Comment y comparer une seconde un homme ? Tout s'aplanit devant la Gloire. Quel grand mot-
Ma vie ne se dessine pas, [Mots rayés: sans compter qu'à l'atelier] pour m'y remettre. On dirait que je suis oisive depuis des mois et qu'un malheur est arrivé.
Je n'ai pas donné tout ce que je pouvais, surtout le vieux, je me pressais de rentrer à Paris. J'ai encore bâclé !!! Ces pensées me passent dans la tête comme de gros nuages m'enveloppent d'angoisses qui me donnent froid et me font passer comme des langues de feu sur le corps, dix fois par heure...
Le ciel est gris, orageux, il pleut et un vent brûlant, il se passe dehors, ce qui se passe en moi... Effet physique alors ?
Nous sommes allées chez les Gavini; les visiteuses ordinaires, Odette, Valentine, Chaudordy... Puis nous avons été au Bois avec Adeline.
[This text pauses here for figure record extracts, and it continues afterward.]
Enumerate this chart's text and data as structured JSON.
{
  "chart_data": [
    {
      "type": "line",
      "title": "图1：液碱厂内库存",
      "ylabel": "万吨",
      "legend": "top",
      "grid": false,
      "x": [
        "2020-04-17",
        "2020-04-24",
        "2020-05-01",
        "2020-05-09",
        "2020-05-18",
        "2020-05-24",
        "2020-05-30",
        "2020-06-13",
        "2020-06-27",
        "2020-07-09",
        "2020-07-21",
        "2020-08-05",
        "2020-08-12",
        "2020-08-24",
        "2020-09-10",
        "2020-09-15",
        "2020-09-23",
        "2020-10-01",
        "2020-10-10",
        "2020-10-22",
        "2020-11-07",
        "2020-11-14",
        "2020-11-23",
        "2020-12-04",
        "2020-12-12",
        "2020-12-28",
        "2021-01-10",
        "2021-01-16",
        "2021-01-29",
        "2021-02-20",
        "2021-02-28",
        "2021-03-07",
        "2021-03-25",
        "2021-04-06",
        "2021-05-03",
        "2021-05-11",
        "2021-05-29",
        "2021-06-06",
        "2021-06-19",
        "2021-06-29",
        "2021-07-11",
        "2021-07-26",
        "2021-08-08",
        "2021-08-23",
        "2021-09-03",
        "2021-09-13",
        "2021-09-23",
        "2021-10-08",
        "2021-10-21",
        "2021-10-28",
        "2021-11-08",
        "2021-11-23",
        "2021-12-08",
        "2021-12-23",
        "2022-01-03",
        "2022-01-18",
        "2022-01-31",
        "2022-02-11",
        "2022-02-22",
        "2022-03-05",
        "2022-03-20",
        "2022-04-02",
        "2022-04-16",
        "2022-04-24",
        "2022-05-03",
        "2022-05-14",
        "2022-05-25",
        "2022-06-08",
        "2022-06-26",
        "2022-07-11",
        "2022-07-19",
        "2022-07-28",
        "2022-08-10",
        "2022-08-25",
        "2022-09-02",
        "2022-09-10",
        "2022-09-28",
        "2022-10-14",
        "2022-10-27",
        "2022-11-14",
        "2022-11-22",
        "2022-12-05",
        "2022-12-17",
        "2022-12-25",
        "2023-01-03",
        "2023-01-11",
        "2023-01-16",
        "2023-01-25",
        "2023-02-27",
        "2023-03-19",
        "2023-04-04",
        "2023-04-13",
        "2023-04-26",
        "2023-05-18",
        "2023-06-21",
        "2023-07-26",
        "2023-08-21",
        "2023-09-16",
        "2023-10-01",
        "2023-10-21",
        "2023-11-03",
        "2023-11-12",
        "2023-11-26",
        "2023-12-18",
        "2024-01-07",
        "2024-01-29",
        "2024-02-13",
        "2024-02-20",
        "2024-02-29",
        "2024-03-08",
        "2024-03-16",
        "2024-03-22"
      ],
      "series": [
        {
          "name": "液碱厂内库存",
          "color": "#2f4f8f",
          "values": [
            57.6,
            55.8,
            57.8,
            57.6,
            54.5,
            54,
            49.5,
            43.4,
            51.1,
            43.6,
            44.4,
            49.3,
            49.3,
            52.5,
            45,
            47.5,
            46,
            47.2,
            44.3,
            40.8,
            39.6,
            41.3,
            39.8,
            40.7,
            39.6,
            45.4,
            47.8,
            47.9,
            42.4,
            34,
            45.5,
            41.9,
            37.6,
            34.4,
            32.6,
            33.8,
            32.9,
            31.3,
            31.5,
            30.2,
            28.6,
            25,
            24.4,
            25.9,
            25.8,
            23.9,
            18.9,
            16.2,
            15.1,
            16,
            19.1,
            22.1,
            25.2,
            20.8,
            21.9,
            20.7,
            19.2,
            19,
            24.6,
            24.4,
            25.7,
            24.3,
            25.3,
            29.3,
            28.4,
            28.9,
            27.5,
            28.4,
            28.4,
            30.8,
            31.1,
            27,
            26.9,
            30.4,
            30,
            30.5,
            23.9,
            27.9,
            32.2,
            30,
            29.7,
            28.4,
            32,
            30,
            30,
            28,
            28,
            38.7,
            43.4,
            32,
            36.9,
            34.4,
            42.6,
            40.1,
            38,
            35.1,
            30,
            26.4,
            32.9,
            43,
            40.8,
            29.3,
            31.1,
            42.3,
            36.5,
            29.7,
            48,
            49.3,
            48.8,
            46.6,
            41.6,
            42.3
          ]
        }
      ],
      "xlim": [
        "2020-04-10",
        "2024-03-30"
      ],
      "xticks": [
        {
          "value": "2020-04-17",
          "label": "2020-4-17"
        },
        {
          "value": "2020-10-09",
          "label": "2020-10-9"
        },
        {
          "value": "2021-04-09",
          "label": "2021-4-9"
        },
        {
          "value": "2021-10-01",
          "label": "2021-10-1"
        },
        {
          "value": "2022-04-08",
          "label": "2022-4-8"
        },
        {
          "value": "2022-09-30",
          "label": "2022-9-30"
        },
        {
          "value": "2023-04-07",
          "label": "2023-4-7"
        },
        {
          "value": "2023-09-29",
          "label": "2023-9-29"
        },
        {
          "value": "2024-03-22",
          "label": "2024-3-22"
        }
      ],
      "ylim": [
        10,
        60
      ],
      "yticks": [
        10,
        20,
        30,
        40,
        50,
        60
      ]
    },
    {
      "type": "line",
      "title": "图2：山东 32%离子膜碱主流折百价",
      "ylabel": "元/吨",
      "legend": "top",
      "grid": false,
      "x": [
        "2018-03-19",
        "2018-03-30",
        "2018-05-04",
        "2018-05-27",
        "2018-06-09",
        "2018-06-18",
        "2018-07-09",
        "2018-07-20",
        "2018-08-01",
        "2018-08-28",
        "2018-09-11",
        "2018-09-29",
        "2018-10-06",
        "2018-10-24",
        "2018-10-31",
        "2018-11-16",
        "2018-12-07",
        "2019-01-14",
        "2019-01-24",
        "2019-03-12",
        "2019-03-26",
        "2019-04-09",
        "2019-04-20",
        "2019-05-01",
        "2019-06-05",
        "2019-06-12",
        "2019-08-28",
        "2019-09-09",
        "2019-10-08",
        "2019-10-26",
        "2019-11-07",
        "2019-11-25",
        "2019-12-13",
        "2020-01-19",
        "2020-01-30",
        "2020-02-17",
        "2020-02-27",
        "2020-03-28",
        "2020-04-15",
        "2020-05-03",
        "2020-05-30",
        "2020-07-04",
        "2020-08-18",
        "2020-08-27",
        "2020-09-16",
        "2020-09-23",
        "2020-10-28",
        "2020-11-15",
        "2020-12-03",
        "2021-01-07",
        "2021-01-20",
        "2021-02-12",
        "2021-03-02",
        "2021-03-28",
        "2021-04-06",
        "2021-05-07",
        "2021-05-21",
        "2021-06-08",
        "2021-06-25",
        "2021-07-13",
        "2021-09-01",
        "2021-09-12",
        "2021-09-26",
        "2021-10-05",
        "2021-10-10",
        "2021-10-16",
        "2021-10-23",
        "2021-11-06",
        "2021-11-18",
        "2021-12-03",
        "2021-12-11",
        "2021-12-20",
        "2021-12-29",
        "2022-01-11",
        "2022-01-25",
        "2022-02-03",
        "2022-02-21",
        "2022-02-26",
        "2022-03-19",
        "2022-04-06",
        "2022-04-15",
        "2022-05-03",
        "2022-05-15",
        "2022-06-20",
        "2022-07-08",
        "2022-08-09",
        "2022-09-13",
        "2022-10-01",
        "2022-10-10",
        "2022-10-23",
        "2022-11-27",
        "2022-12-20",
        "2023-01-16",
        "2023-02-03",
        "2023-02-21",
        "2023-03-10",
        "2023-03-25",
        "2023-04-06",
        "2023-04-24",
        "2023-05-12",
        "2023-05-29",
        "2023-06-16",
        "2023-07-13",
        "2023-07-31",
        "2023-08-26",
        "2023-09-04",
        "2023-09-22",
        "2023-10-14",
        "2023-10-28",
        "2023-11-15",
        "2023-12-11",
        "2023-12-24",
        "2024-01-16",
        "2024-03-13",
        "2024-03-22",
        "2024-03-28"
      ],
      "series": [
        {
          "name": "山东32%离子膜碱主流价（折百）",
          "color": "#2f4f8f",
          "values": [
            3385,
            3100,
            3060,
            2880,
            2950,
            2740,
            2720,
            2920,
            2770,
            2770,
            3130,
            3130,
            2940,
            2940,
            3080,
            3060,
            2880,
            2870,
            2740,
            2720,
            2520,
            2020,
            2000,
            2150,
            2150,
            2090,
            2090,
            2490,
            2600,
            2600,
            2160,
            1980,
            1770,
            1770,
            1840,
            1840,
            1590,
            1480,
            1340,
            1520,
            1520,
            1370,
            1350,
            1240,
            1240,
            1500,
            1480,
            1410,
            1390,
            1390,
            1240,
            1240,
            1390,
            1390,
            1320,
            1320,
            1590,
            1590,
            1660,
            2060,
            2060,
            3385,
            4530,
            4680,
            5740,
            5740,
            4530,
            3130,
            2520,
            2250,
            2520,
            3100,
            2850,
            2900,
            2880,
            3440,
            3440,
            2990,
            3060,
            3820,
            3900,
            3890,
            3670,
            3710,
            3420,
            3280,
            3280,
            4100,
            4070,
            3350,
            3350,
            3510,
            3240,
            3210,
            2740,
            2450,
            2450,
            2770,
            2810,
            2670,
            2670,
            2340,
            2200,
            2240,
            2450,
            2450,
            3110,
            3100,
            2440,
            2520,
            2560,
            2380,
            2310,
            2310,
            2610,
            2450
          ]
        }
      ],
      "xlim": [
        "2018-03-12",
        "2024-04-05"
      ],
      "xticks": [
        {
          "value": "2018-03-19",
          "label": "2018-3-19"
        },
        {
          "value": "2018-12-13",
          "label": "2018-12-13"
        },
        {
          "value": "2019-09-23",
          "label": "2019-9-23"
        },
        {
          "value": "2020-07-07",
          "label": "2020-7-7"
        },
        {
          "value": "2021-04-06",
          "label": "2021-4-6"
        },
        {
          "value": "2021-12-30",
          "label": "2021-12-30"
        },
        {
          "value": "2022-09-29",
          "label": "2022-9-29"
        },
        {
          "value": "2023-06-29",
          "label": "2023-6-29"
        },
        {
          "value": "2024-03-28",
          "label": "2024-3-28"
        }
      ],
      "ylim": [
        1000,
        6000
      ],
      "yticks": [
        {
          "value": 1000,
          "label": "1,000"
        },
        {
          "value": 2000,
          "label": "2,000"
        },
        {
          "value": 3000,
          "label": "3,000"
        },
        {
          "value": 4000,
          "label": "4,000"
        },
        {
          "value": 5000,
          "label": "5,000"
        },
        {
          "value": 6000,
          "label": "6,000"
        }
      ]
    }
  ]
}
Une foule de monde élégant. Nous avons amené de Nice un nègre nommé Felix Saïd, qui fait sensation. Soutzo avec sa sœur me salue gravement.
Il a paraît-il été soldat quelque part. Bojidar dîne ici et ne nous explique pas trop comment il se fait qu'il se voit avec Soutzo après avoir dit que c'était le dernier des cochons et qu'il n'a pas osé paraître au mariage de sa sœur parce qu'il avait peur d'y rencontrer Alexis ou Bojidar. Et à présent il dit que ce Soutzo est plus fou que méchant. En un mot ce sont des tripotages dont il ne faut nullement s'inquiéter, laissons tous ces indifférents se débrouiller entre eux. Mais j'avais autre chose à dire; je ne sais plus quelle considération sur l'amour à la suite d'une lecture faite ce matin.
L'amour, voilà l'éternel sujet... se laisser aimer par un homme qui ait assez de désavantages pour vous considérer en déesse descendue du ciel pour lui... cela aurait un certain charme... quelqu'un qui reconnaisse son humilité... Savoir que d'un regard on verse des milliards de félicités... il y a là un côté... charitable qui flatte les générosités qu'on peut avoir.